More than a few Clemson fans – not to mention coach Dabo Swinney – were already preparing for the Tajh Boyd era under center after starting quarterback Kyle Parker was taken in the first round of the MLB draft last month. Parker's long-term future is considered to be squarely on the diamond, unlike that of Washington quarterback/future NFL first-rounder Jake Locker, a two-time draft pick of the Los Angeles Angels. And Parker's first-round payday from the Colorado Rockies figured to come with at least a $1 million signing bonus.

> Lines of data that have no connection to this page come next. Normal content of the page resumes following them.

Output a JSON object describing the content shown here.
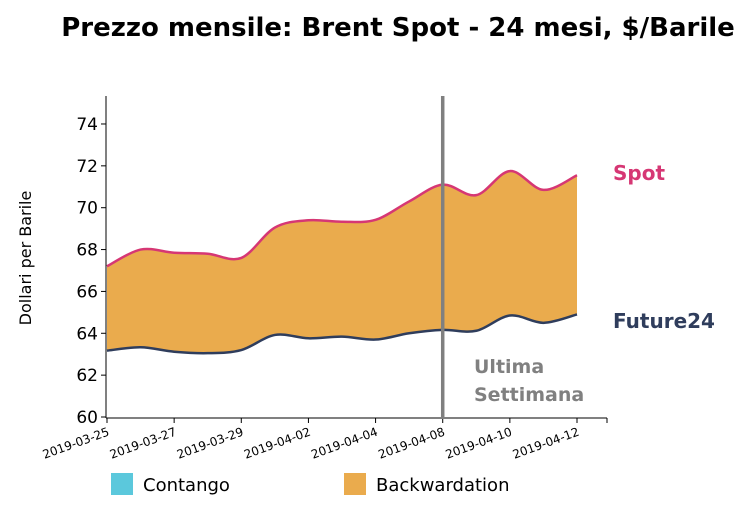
{
  "chart_data": {
    "type": "area",
    "title": "Prezzo mensile: Brent Spot - 24 mesi, $/Barile",
    "ylabel": "Dollari per Barile",
    "xlabel": "",
    "ylim": [
      60,
      75.2
    ],
    "yticks": [
      60,
      62,
      64,
      66,
      68,
      70,
      72,
      74
    ],
    "x": [
      "2019-03-25",
      "2019-03-26",
      "2019-03-27",
      "2019-03-28",
      "2019-03-29",
      "2019-04-01",
      "2019-04-02",
      "2019-04-03",
      "2019-04-04",
      "2019-04-05",
      "2019-04-08",
      "2019-04-09",
      "2019-04-10",
      "2019-04-11",
      "2019-04-12"
    ],
    "xticks": [
      "2019-03-25",
      "2019-03-27",
      "2019-03-29",
      "2019-04-02",
      "2019-04-04",
      "2019-04-08",
      "2019-04-10",
      "2019-04-12"
    ],
    "series": [
      {
        "name": "Spot",
        "color": "#d63774",
        "values": [
          67.2,
          68.0,
          67.85,
          67.8,
          67.6,
          69.05,
          69.4,
          69.33,
          69.42,
          70.3,
          71.1,
          70.6,
          71.75,
          70.85,
          71.55
        ]
      },
      {
        "name": "Future24",
        "color": "#2f3d5c",
        "values": [
          63.17,
          63.33,
          63.12,
          63.05,
          63.2,
          63.92,
          63.76,
          63.84,
          63.7,
          64.0,
          64.16,
          64.12,
          64.85,
          64.5,
          64.9
        ]
      }
    ],
    "marker": {
      "x": "2019-04-08",
      "label_line1": "Ultima",
      "label_line2": "Settimana",
      "color": "#808080"
    },
    "legend": {
      "placement": "bottom",
      "items": [
        {
          "label": "Contango",
          "color": "#5bc8dc"
        },
        {
          "label": "Backwardation",
          "color": "#eaab4d"
        }
      ]
    },
    "fill_color": "#eaab4d",
    "grid": false
  }
}
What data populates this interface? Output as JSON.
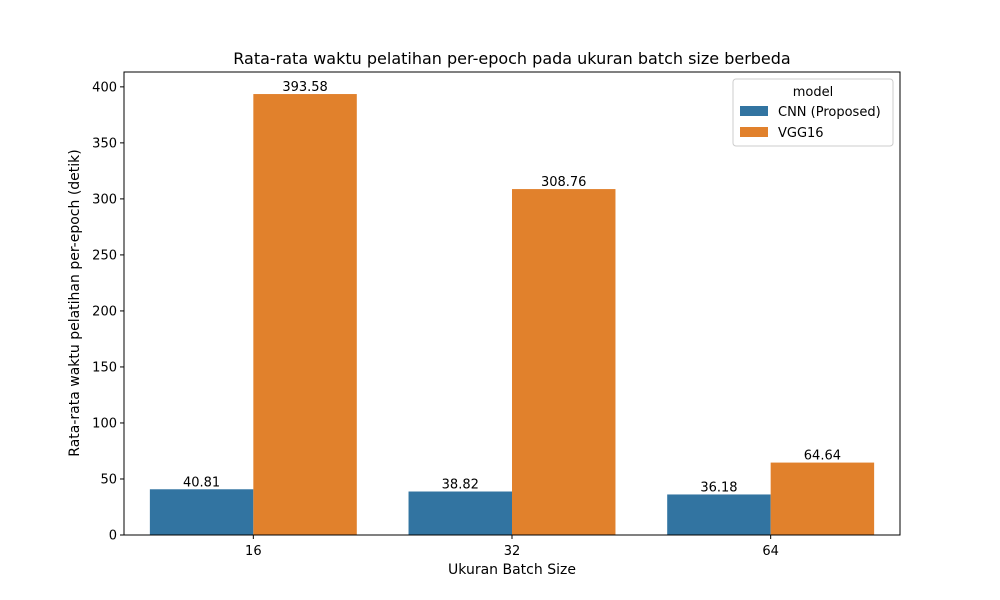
{
  "chart_data": {
    "type": "bar",
    "title": "Rata-rata waktu pelatihan per-epoch pada ukuran batch size berbeda",
    "xlabel": "Ukuran Batch Size",
    "ylabel": "Rata-rata waktu pelatihan per-epoch (detik)",
    "categories": [
      "16",
      "32",
      "64"
    ],
    "series": [
      {
        "name": "CNN (Proposed)",
        "color": "#3274a1",
        "values": [
          40.81,
          38.82,
          36.18
        ],
        "labels": [
          "40.81",
          "38.82",
          "36.18"
        ]
      },
      {
        "name": "VGG16",
        "color": "#e1812c",
        "values": [
          393.58,
          308.76,
          64.64
        ],
        "labels": [
          "393.58",
          "308.76",
          "64.64"
        ]
      }
    ],
    "ylim": [
      0,
      413.26
    ],
    "yticks": [
      0,
      50,
      100,
      150,
      200,
      250,
      300,
      350,
      400
    ],
    "ytick_labels": [
      "0",
      "50",
      "100",
      "150",
      "200",
      "250",
      "300",
      "350",
      "400"
    ],
    "grid": false,
    "legend": {
      "title": "model",
      "placement": "top-right"
    }
  }
}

So Wednesday morning was a kind of Christmas in July for Tiger partisans. They woke up to the unexpected news that Parker plans to announce his return to Clemson, after all. Strike one for following the heart. According to Baseball America, the decision to pass on the pros for another year is going to cost Parker a fat paycheck, even by the standards of first-round draft picks:
To give up football, Parker had sought a bonus along the lines of the $3 million the Red Sox gave Tennessee quarterback recruit Casey Kelly as the 30th overall pick in 2008. The Rockies offered close to double MLB's bonus recommendation for the No. 26 slot ($1.197 million), but the two sides couldn't reach an agreement.
Parker's return means I've already logged my first failed prediction of the 2010 season. But it's good news for Clemson's offense, which gets a relatively seasoned starter who immediately increases the odds of repeating as the ACC's Atlantic division champ. Parker struggled with accuracy last year as a redshirt freshman, but he was ultimately a key cog in the Tigers' division title run, and he'll go down forever as the first athlete in NCAA history to immediately follow a 20-touchdown season in football with 20 home runs in baseball in the same academic year.
[Flashback photo: Remember this football and baseball star?]
The Rockies have until Aug. 16 to sign Parker and to secure his rights if he's ready to move on by next summer. They've already got one ACC quarterback under contract: N.C. State's Russell Wilson agreed to a $200,000 bonus earlier this week and was planning to report for a brief minor league stint before football season. The NCAA allows players to be paid for pro baseball while remaining an "amateur" in football, and vice versa. But if Parker plans on playing "amateur" baseball at Clemson in the spring, a pro contract is a no-go.